La coesione sociale è il risultato di politiche importanti, il frutto di un lavoro che, a partire da una strategia condivisa, si trasforma in routine quotidiane. Coesione è più di integrazione, accettazione del diverso. Coesione è coesistenza. Su questo tema i governi più sviluppati dei nostri (si pensi all’Inghilterra, con Manchester e Londra, si pensi agli Stati Uniti negli Anni ’70) e le imprese che vivono in contesti più multiculturali (sul tema dell’interculturalità sul luogo di lavoro sono stati realizzati tanti progetti quanti studi universitari) hanno già da tempo sviluppato delle pratiche volte a favorire l’integrazione e la coesione sociale.
Nella nostra Italia, invece, la questione non è mai stata davvero affrontata, e il risultato è evidente: abbiamo ancora difficoltà a superare gli stereotipi del nord contro sud, figuriamoci quanto possa essere arretrata la nostra posizione in termini di coesione con altre culture.

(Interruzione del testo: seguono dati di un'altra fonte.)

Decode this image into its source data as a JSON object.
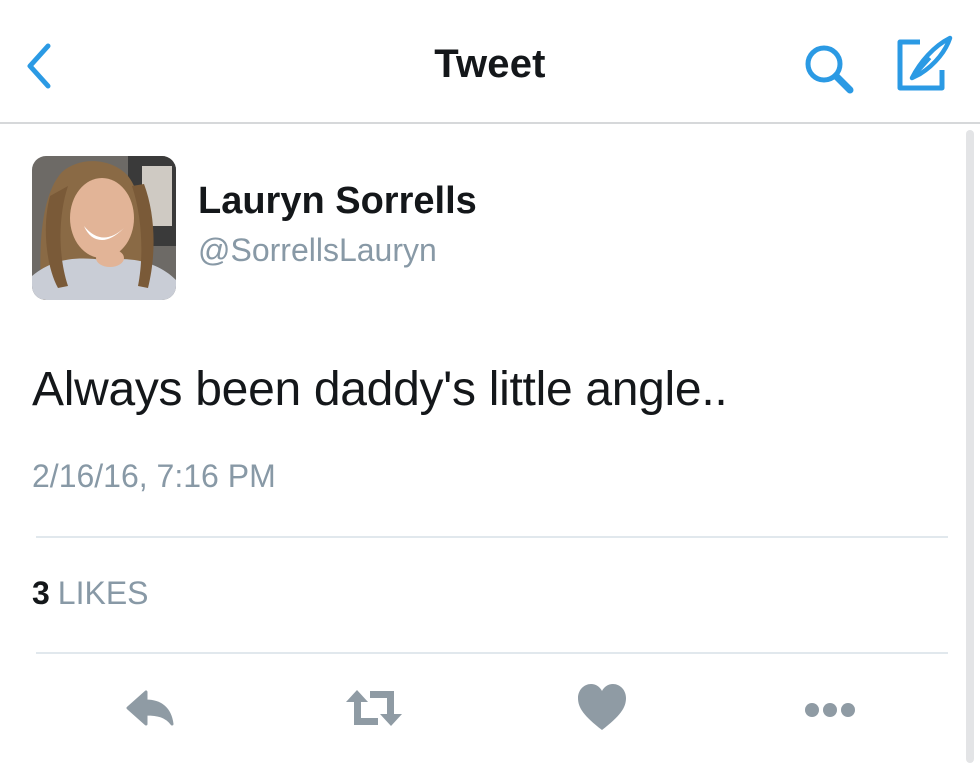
{
  "nav": {
    "title": "Tweet",
    "accent_color": "#2b9ae4"
  },
  "tweet": {
    "display_name": "Lauryn Sorrells",
    "handle": "@SorrellsLauryn",
    "text": "Always been daddy's little angle..",
    "timestamp": "2/16/16, 7:16 PM",
    "likes_count": "3",
    "likes_label": "LIKES"
  },
  "actions": {
    "icons": [
      "reply-icon",
      "retweet-icon",
      "like-icon",
      "more-icon"
    ],
    "icon_color": "#8f9ba4"
  }
}
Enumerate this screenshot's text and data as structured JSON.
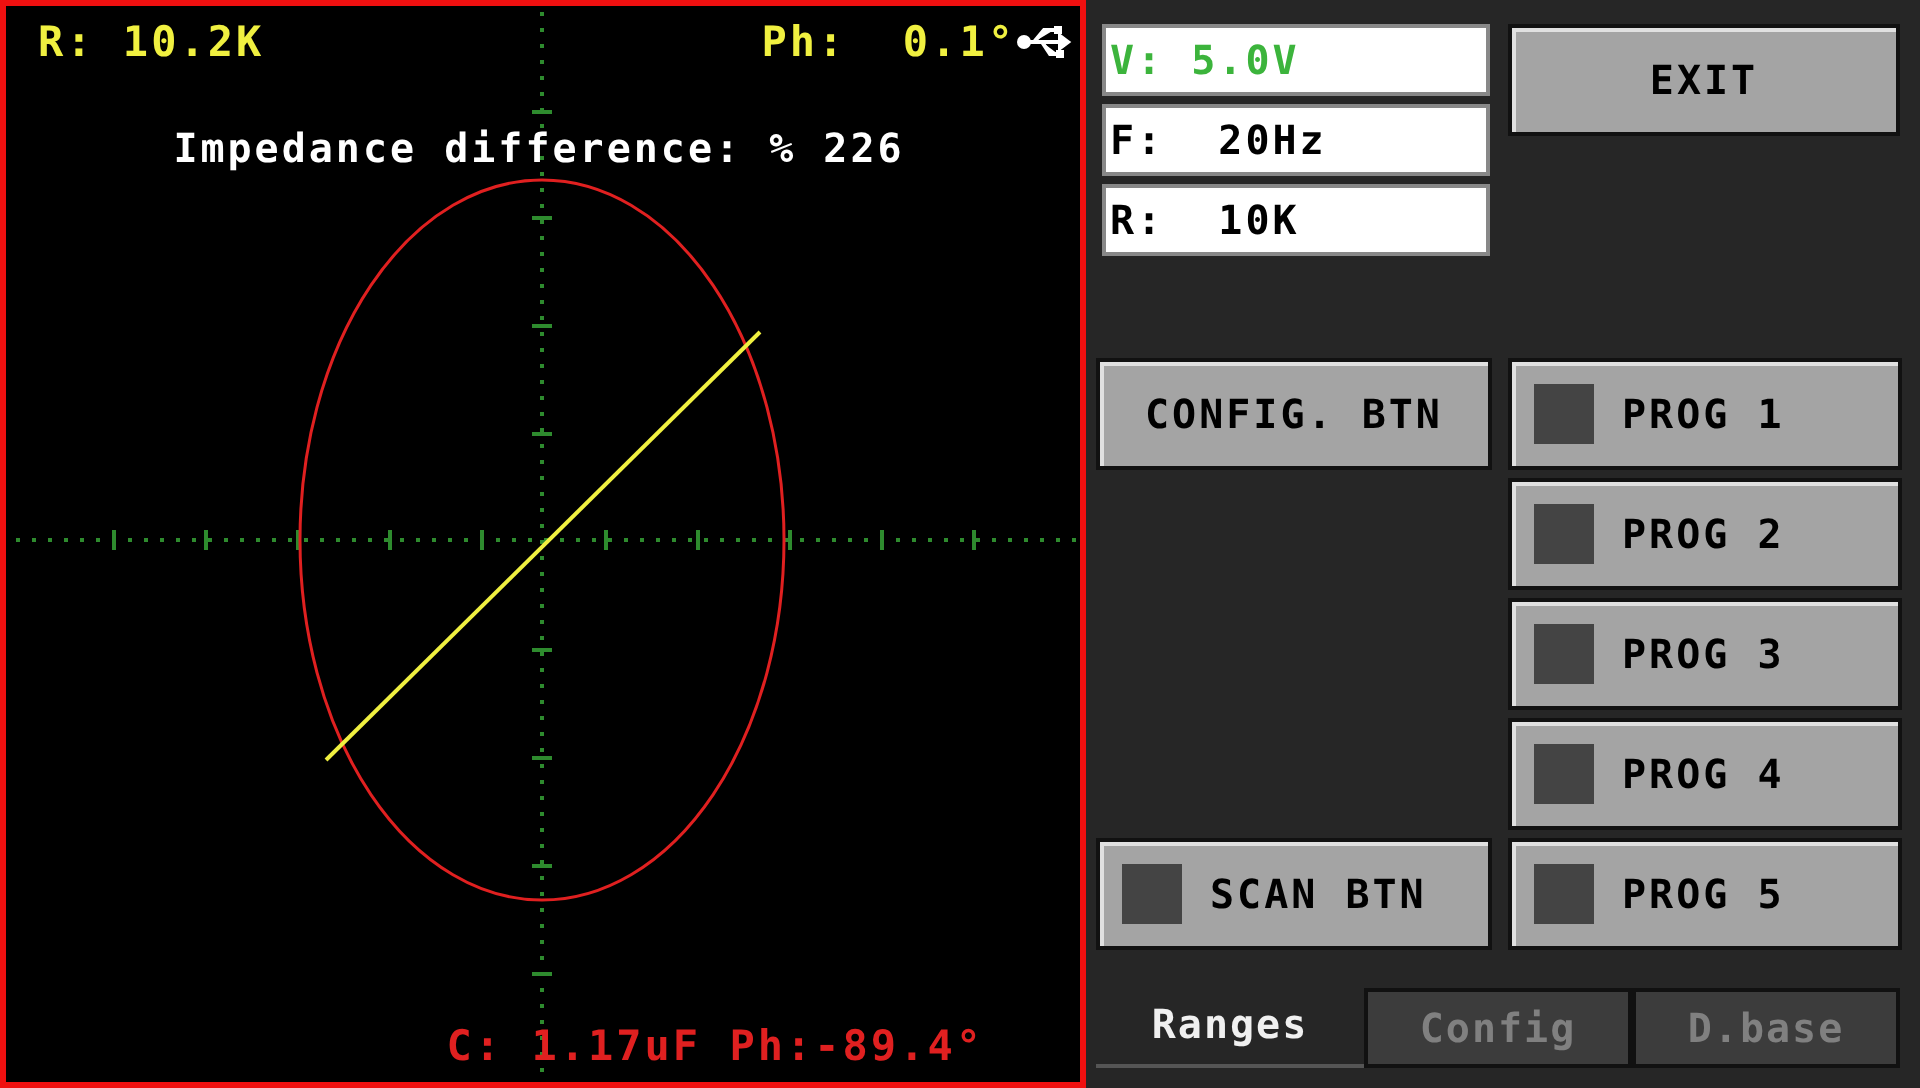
{
  "scope": {
    "resistance": "R: 10.2K",
    "phase": "Ph:  0.1°",
    "title": "Impedance difference: % 226",
    "result": "C: 1.17uF Ph:-89.4°"
  },
  "settings": [
    {
      "text": "V: 5.0V",
      "selected": true
    },
    {
      "text": "F:  20Hz",
      "selected": false
    },
    {
      "text": "R:  10K",
      "selected": false
    }
  ],
  "exit_button": "EXIT",
  "config_button": "CONFIG. BTN",
  "scan_button": {
    "label": "SCAN BTN",
    "on": false
  },
  "programs": [
    {
      "label": "PROG 1",
      "on": false
    },
    {
      "label": "PROG 2",
      "on": false
    },
    {
      "label": "PROG 3",
      "on": false
    },
    {
      "label": "PROG 4",
      "on": false
    },
    {
      "label": "PROG 5",
      "on": false
    }
  ],
  "tabs": [
    {
      "label": "Ranges",
      "selected": true
    },
    {
      "label": "Config",
      "selected": false
    },
    {
      "label": "D.base",
      "selected": false
    }
  ]
}
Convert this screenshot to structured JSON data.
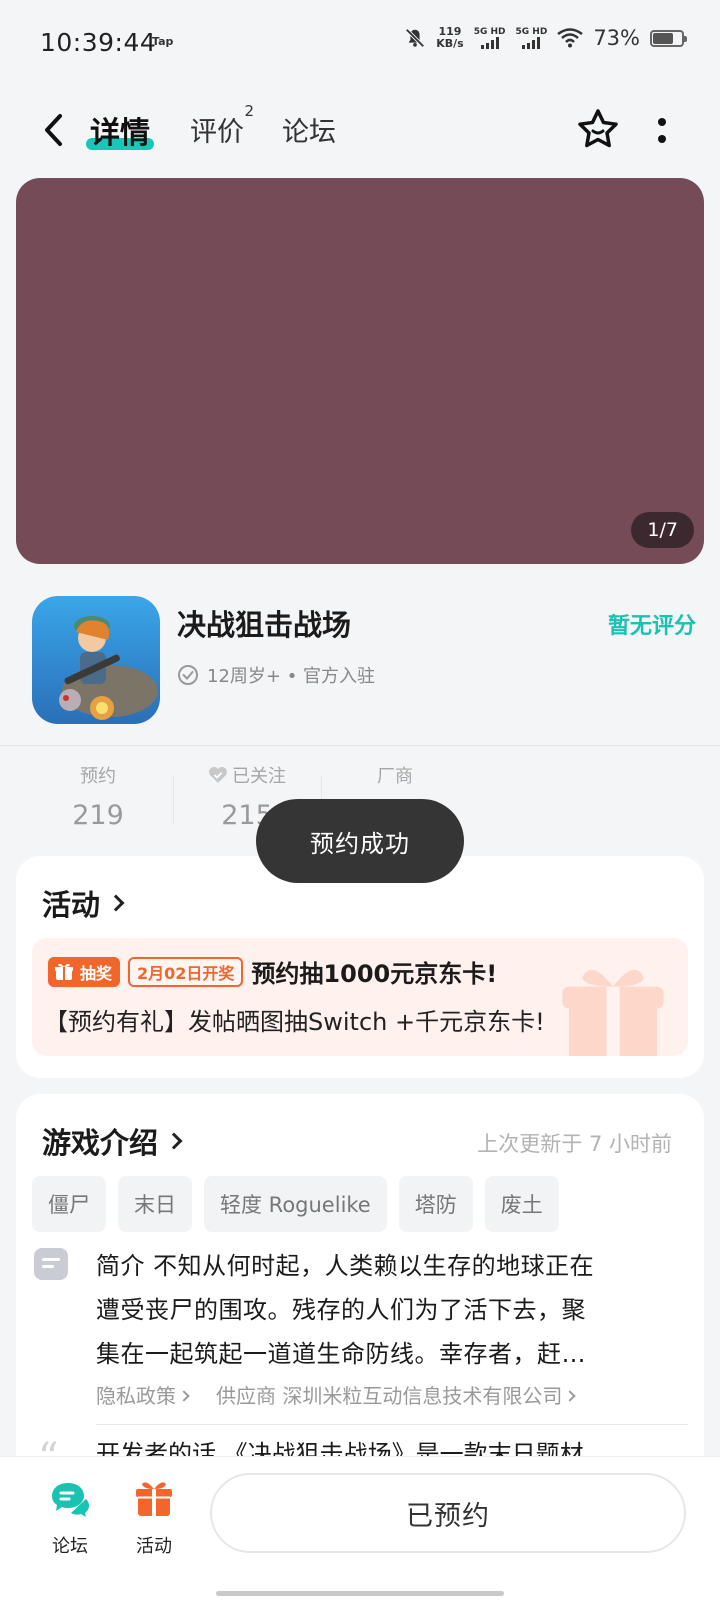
{
  "status_bar": {
    "time": "10:39:44",
    "app_badge": "Tap",
    "net_speed_value": "119",
    "net_speed_unit": "KB/s",
    "sim1": "5G HD",
    "sim2": "5G HD",
    "battery_text": "73%",
    "battery_level": 0.73
  },
  "nav": {
    "tabs": [
      {
        "label": "详情",
        "active": true
      },
      {
        "label": "评价",
        "badge": "2"
      },
      {
        "label": "论坛"
      }
    ],
    "icons": [
      "back-icon",
      "star-icon",
      "more-icon"
    ]
  },
  "banner": {
    "counter": "1/7",
    "color": "#744b56"
  },
  "game": {
    "title": "决战狙击战场",
    "meta": "12周岁+ • 官方入驻",
    "rating": "暂无评分"
  },
  "stats": [
    {
      "label": "预约",
      "value": "219"
    },
    {
      "label": "已关注",
      "value": "215"
    },
    {
      "label": "厂商",
      "value": ""
    }
  ],
  "toast": "预约成功",
  "activity": {
    "header": "活动",
    "badge_label": "抽奖",
    "date": "2月02日开奖",
    "title": "预约抽1000元京东卡!",
    "subtitle": "【预约有礼】发帖晒图抽Switch +千元京东卡!"
  },
  "intro": {
    "header": "游戏介绍",
    "updated": "上次更新于 7 小时前",
    "tags": [
      "僵尸",
      "末日",
      "轻度 Roguelike",
      "塔防",
      "废土"
    ],
    "description_lines": [
      "简介 不知从何时起，人类赖以生存的地球正在",
      "遭受丧尸的围攻。残存的人们为了活下去，聚",
      "集在一起筑起一道道生命防线。幸存者，赶…"
    ],
    "privacy": "隐私政策",
    "supplier": "供应商 深圳米粒互动信息技术有限公司",
    "developer_words": "开发者的话 《决战狙击战场》是一款末日题材"
  },
  "bottom": {
    "forum_label": "论坛",
    "activity_label": "活动",
    "reserve_button": "已预约"
  },
  "colors": {
    "accent": "#19c7b8",
    "orange": "#f2652b",
    "banner": "#744b56"
  }
}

Il problema è che non lo vediamo: ha ragione Feltri, quando dice che la maggior parte di noi non vive davvero il dramma dei migranti perché le occasioni di incontro o di scontro con queste persone sono molto rare. Su questo punto però è giusto essere chiari ed evitare ogni forma di buonismo e polemica: perché ci possa essere un incontro/scontro con un altro individuo (qualunque sia la sua condizione sociale, demografica, ecc.) è necessario che si co-abiti, che si co-esista. E questo, in Italia, è davvero molto raro.
“Coesione è più di integrazione, accettazione del diverso. Coesione è coesistenza”.
È difficile che si trovi su un luogo di lavoro un collega extra-comunitario (sia esso statunitense, giapponese o africano). Ma è proprio il luogo di lavoro l’unico punto in cui possiamo avere un confronto con persone differenti da noi.
Non è il vicinato, a meno che non si faccia parte di una di quelle associazioni e si viva il quartiere in modo molto intenso; non è l’aggregazione religiosa, perché in genere, in quei casi, ci si confronta soltanto con persone che credono nelle stesse cose; non è il museo, che può fornire chiavi di lettura su altre culture, ma certo non facilita il dialogo “concreto” (al museo, in genere, si scambiano poche parole anche con persone che si conosce bene).
Allora smettiamola di demandare all’assistenza o alla cultura il ruolo della coesione sociale. Queste attività, il cui valore è propedeutico e che spesso nascono per l’assenza di visioni politiche concrete, non possono, da sole, permettere la convivenza civile.
È giunto anche il momento che chi ci governa prenda in carico davvero la questione, smettendo di vivere di emergenze e facendo in modo che le persone inizino a confrontarsi sul serio con il diverso.
L’accettazione passiva da parte della cittadinanza può infatti portare a un punto di intolleranza. È necessario dare a chiunque sia diverso da noi un nome, una professione, dei difetti che siano personali.
Altrimenti la strada per la coesione sociale sarà destinata a vivere di scontri ideologici senza alcun tipo di fondamento concreto.